A delicious, whole grain bread that comes together quickly.
Pour the cool water into the bowl of your mixer (or into a mixing bowl). Sprinkle yeast over the surface. Leave for several minutes to ensure it's active. Add the salt.
Measure the flour and add to your bowl. Stir well. Once the flour is mostly incorporated, turn the mixer on to medium/high, and let it mix until dough forms a rough ball (a minute or so). Remove dough hook, and cover the bowl with a clean plate or plastic wrap and set aside for 12 to 18 hours (at room temperature).
When the dough looks like it has doubled (the surface will be flat and bubbly), lay out a large towel and flour it generously. Flour the surface of the dough (it will be sticky), and scrape it onto the floured towel. Deflate dough by folding edges up and towards the middle of the ball, moving in a circular motion around the ball. Pick up your dough, continue tucking the edges under, forming a smooth round shape. Add more flour to the surface of the towel, and put your ball of dough down on it, seam down. Sprinkle the top of the ball with more flour, and flip the four corners of the towel over the dough so it's completely wrapped, but loosely. Let dough sit for an hour and forty minutes. When the timer goes, put your dutch oven (with lid) in the oven, and preheat to 425 degrees.
When the oven is hot, carefully remove the dutch oven and take off the lid. Unwrap your dough, slide a hand under it, and carefully flip it into the (ungreased!) dutch oven. The bottom seam of your dough will become the beautiful crack in the top of the loaf - no cutting necessary! If the dough isn't centered in your pot, just give it a shake until it is. Put the lid back on the dutch oven, and return to the oven.
Bake bread, covered, for 40 minutes. After 40 minutes, remove the lid, and bake for another 12 - 15 minutes. Remove pot from the oven, flip bread onto a cooling rack, and let cool. Listen to the loaf crackle and "sing" as it cools.

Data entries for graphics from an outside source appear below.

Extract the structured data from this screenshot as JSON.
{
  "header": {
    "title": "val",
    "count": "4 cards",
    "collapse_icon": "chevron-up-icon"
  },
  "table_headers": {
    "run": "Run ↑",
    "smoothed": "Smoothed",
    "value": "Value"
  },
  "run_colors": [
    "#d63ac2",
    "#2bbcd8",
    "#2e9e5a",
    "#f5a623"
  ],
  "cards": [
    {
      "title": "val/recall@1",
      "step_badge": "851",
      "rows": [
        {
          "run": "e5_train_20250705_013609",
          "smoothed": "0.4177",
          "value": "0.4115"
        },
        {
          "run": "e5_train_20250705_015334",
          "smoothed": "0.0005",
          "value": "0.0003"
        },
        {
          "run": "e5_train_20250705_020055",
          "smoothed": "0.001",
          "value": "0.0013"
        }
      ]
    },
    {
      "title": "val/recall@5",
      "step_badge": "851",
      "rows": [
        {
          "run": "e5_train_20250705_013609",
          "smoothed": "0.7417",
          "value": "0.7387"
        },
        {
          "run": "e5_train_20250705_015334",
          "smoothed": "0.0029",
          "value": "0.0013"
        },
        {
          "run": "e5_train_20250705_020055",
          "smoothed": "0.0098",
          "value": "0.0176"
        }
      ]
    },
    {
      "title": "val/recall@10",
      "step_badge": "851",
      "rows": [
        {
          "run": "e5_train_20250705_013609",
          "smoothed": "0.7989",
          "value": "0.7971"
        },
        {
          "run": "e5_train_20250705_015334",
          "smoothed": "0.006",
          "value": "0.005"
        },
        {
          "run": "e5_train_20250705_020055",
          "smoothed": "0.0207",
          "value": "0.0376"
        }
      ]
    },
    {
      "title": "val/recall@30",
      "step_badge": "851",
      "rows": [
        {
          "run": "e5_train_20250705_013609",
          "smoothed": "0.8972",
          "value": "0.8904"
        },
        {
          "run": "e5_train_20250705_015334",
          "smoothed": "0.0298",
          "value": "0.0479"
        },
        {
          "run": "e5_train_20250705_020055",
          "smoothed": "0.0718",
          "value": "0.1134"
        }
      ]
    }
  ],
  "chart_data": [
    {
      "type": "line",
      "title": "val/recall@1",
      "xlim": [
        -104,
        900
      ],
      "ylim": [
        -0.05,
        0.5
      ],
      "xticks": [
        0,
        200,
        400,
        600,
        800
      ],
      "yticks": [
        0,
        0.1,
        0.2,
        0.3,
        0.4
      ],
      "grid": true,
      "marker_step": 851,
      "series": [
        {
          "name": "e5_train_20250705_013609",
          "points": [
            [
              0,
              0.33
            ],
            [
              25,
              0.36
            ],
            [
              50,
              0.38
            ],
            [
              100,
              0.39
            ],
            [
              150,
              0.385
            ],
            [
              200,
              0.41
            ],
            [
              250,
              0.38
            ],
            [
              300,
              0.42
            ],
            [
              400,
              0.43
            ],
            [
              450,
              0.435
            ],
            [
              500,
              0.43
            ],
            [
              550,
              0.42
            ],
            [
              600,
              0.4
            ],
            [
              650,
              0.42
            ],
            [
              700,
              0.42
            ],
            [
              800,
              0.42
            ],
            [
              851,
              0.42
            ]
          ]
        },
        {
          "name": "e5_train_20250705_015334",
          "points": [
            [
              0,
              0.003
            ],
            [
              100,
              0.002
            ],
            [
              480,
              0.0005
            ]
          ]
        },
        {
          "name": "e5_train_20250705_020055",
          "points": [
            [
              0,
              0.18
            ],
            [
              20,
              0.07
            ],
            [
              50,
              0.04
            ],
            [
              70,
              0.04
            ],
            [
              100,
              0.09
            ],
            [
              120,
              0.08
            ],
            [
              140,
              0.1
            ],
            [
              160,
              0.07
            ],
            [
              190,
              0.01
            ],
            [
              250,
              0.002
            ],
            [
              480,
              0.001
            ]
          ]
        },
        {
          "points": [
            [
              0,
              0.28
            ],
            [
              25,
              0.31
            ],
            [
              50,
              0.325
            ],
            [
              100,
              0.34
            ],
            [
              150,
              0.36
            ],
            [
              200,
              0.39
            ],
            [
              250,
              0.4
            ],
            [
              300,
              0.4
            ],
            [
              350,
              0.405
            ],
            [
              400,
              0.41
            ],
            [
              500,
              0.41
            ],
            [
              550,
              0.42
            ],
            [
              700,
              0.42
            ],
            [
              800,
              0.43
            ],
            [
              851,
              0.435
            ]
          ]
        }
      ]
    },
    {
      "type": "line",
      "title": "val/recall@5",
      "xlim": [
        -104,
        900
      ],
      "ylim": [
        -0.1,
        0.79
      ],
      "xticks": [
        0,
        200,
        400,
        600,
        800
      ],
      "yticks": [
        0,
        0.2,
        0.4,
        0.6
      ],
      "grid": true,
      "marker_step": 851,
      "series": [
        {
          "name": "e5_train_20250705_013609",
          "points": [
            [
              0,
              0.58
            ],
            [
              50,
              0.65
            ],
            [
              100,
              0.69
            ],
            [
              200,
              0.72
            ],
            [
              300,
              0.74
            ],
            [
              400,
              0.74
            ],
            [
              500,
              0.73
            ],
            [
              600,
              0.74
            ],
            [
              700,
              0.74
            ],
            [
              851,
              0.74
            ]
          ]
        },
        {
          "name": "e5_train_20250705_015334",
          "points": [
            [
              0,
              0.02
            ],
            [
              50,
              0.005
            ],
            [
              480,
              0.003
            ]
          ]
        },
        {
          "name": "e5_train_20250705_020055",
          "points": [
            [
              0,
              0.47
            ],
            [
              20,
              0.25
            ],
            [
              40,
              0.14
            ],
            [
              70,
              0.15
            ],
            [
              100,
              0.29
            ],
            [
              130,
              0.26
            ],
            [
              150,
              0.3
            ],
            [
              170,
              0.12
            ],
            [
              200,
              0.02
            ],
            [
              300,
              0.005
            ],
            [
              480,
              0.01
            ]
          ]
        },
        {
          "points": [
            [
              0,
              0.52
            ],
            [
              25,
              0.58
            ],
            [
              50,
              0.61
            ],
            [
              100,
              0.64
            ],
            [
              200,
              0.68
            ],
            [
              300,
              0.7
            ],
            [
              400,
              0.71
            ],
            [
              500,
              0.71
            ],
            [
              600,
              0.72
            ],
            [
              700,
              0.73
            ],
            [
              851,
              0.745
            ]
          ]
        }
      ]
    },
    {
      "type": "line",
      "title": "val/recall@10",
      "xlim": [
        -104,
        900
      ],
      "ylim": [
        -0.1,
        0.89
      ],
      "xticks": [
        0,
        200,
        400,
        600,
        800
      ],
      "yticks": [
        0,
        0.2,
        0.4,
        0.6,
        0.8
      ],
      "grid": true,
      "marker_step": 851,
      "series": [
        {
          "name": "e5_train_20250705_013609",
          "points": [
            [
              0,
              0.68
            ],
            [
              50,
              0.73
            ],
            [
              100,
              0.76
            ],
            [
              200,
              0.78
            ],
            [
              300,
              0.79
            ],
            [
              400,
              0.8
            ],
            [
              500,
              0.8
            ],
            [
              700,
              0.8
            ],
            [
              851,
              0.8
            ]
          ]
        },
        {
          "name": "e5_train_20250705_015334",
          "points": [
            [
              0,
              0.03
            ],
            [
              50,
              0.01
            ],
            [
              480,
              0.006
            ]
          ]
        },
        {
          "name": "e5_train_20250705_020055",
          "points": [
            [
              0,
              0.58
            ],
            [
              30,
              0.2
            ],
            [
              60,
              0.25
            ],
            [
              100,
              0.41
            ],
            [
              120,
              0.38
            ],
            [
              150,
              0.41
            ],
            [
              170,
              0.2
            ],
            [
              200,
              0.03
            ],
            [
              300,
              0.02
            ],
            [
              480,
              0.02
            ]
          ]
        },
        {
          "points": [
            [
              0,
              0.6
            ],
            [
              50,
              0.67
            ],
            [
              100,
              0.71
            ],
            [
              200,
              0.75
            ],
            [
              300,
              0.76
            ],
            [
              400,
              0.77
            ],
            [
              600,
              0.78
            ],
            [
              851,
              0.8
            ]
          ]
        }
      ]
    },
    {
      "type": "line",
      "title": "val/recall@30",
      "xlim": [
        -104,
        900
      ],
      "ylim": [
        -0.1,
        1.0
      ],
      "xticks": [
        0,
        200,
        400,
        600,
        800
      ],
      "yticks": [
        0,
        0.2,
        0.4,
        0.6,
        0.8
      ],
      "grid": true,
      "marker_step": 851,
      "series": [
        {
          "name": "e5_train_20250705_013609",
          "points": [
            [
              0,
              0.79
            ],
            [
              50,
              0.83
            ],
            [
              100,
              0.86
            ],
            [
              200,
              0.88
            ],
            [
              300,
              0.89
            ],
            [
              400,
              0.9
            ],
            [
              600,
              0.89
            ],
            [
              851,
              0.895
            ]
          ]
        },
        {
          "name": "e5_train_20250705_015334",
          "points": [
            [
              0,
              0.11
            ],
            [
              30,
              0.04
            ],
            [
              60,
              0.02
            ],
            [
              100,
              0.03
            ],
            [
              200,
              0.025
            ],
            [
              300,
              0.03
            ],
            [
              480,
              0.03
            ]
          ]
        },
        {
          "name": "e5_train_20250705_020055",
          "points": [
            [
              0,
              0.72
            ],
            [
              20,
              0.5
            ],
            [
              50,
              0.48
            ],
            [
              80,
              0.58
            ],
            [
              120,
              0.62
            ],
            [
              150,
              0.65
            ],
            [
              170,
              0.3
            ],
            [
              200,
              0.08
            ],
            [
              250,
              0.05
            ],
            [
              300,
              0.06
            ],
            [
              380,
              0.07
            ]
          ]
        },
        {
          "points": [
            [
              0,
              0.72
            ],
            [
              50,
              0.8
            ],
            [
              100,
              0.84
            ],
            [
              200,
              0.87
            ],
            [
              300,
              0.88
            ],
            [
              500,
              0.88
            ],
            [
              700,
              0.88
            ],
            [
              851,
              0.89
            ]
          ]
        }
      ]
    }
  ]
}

Try not to eat it all in one sitting!
This is wonderful on its own, but it also works extremely well as the base for all kinds of variations. I use it most often to make a cheat version of my oatmeal loaf using leftover steel cut oats (which we make in large amounts for breakfast and almost always have in the fridge). I just add 1 cup of cooked, cooled oats to the bowl with the yeast and salt. (You may want to sprinkle the towel with rolled oats when wrapping for it's final rise - this will decorate the top of your finished loaf.)
I like a combination of unbleached flour and either sprouted spelt or einkorn flour (sub any finely milled hard whole wheat). I tend to do a little more than half of the spelt (about 500 grams). You can bump it up to 100% whole wheat, and it will still be delicious, but more dense. Play with it to see what you prefer.